是了,一开始黎极星就说的很清楚,自己是为了沈迹而来。
但时见枢根本不相信这种说辞。
“你想代替沈迹,所以要抹杀过去的她?”
黎极星没说话,不知是默认还是愧疚。
时见枢闭了闭眼,开始回想过去的桩桩件件,黎极星的异常其实早已显现。
他已很久没有和他们交心了。
自进入花神庙后,时见枢一直沸腾的血液忽然平息了不少,少年生动的眉眼褪去焦躁,“嗯,那之前呢?”
“我们相处的时间那些算什么?”
“算你们倒霉。”
他无法容忍黎极星为了成神把沈迹推给洛水的行为,更无法接受他一开始就是抱着这种深沉的打算接近他们的。
“好。”时见枢勾了勾唇,眼神冷冽如寒星,试图洞穿他隐藏在皮囊下的伪装。
“你可以滚了,给我滚远一点。”
可是黎极星一点反应都没有,他看了看雪狼。
“等等。”时见枢忽然出声,他问:“你跟我还是跟他?”
少年琥珀色的瞳孔紧紧跟随他的背影。
本在左顾右盼的雪狼,听到这句话时面露难色。
跟拥有血缘羁绊的黎极星走,还是选择他未来的引路人时见枢?
这无疑是个死亡选择。
黎极星笑了笑,“没必要那么早划清界限吧,这样只会让他很为难。”
时见枢并不领情,“可你仍然说了很多蠢话。”如果他真心实意的为雪狼着想,根本没必要说那些狠话。
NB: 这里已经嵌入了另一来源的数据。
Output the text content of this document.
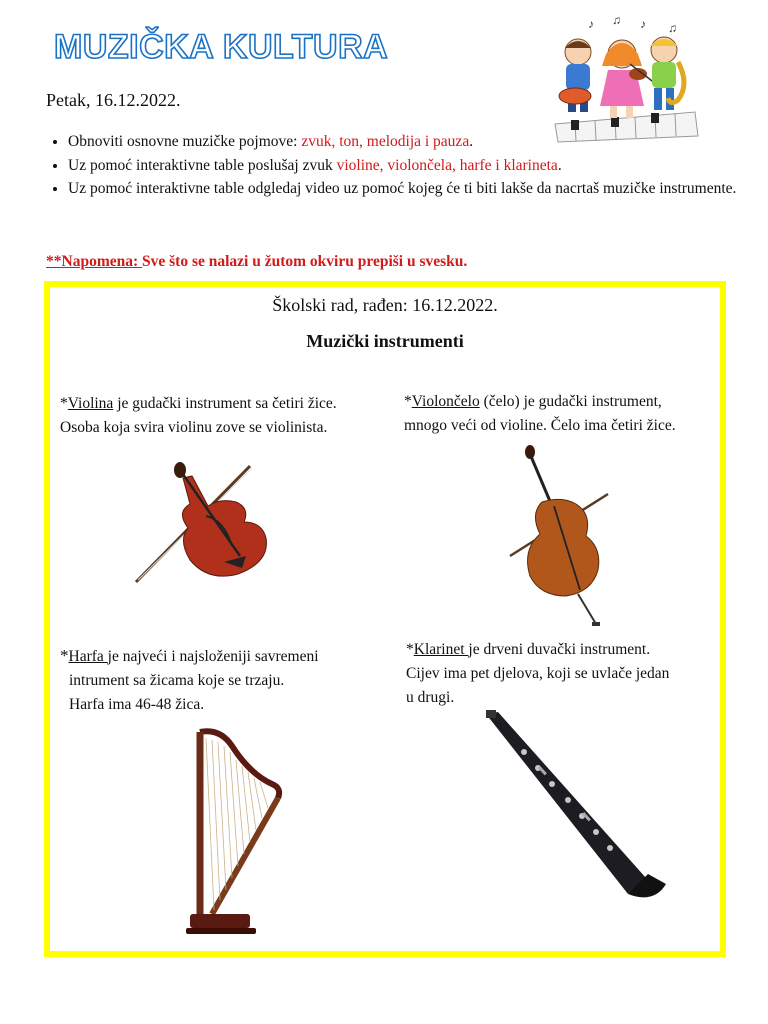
MUZIČKA KULTURA
Petak, 16.12.2022.
♪ ♫ ♪ ♫
• Obnoviti osnovne muzičke pojmove: zvuk, ton, melodija i pauza.
• Uz pomoć interaktivne table poslušaj zvuk violine, violončela, harfe i klarineta.
• Uz pomoć interaktivne table odgledaj video uz pomoć kojeg će ti biti lakše da nacrtaš muzičke instrumente.
**Napomena: Sve što se nalazi u žutom okviru prepiši u svesku.
Školski rad, rađen: 16.12.2022.
Muzički instrumenti
*Violina je gudački instrument sa četiri žice.
Osoba koja svira violinu zove se violinista.
*Violončelo (čelo) je gudački instrument,
mnogo veći od violine. Čelo ima četiri žice.
*Harfa je najveći i najsloženiji savremeni
intrument sa žicama koje se trzaju.
Harfa ima 46-48 žica.
*Klarinet je drveni duvački instrument.
Cijev ima pet djelova, koji se uvlače jedan
u drugi.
正当气氛焦灼之际,他的传音符显出明黄色的光亮,三人不约而同地低头一看,是百里凝的文字。
【祭典游行要开始了,你们要是能赶路,最好现在就回来。】
后一条却是谢源的署名。
【如果又吵架了,暂且忍忍吧?】
这也被他猜到了。
时见枢回了个“好”字,利落地藏好了传音符。
虽然心底十分不爽,但他明白,现在不是意气用事的时候。
今日不同往日,身处异地,他们不能随便分头行动。
于是三人调转了方向,闷着脑袋往回走,更准确的说,雪狼在夹缝中生存,设身处地的感受到了冰火两重天的威力。
好在他的痛苦并没有持续多久。
时见枢抛下他俩,快步朝虎啸宗的二人走去,“如何,有其他情报吗。”
“有的。”百里凝并不藏私,“据居民们说,今年游行的花车说不定会见到神女。”
“据说沧州的神女无所不能,眼可观千里,耳能听八方,还能预算未来,一言值千金。”
一连串的赞美词下来,谢源唏嘘的得把头甩成拨浪鼓,“未免太夸张了,难不成她是灵修?”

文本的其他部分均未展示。